The phrase “official betting” has become front and center in the US state-level debate on sports gambling. As leagues shift from their years-long opposition to betting to their desire to profit from it, official data mandates and a proposed integrity fee have emerged as key battlegrounds.
In short, it’s the leagues’ attempt to impose a handle-based fee on all wagers placed on their events by legal operators in states where sports betting is offered. Such a fee would be tacked onto each individual wager and paid to the leagues via data distributors like Sportradar.
But while legislators have been receptive to this pitch, operators remain skeptical of its value and the utility of mandating data use. The reality is that the data has yet to prove its worth, and forcing private operators into commercial agreements with the leagues creates a monopoly that many view as bad public policy.
What are the penalties for placing a bet on an NFL game?
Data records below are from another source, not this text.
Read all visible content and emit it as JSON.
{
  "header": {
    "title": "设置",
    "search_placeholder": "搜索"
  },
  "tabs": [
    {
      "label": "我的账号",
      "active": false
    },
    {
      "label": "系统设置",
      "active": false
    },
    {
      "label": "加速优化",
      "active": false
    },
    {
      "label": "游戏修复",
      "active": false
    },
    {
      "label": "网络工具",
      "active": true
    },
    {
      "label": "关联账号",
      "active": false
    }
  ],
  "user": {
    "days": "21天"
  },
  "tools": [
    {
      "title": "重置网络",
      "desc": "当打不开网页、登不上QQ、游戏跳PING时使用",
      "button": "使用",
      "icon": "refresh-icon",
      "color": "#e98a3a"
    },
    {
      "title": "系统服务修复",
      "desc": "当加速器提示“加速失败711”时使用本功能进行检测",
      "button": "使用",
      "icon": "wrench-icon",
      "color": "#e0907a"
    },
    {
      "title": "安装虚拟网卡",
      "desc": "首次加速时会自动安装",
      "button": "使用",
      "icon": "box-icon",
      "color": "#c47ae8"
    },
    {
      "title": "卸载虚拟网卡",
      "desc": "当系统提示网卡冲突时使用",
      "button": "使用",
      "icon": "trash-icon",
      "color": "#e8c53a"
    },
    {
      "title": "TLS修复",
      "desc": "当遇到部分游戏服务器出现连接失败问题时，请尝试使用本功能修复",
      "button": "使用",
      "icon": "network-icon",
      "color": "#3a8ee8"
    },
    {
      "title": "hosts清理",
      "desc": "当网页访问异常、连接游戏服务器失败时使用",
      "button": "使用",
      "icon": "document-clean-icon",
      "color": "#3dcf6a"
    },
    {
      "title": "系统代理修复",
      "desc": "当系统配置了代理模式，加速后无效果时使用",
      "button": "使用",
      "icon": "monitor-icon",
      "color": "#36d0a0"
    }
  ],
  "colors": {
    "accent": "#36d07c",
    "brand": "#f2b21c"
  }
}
In order to avoid a rash of fines, the league has beefed up its in-house technology and is working with sportsbooks, independent integrity monitors, and regulators to create a network that can detect when a player bets on a NFL game. The league also is limiting in-game bets to those made at team and league facilities and has been suspending players for up to one year for violating rules related to gambling on its games. For example, the NFL has suspended former Detroit Lions receiver Quintez Cephus and Washington Commanders defensive end Shaka Toney for a total of six games for betting on the league while at team and league facilities.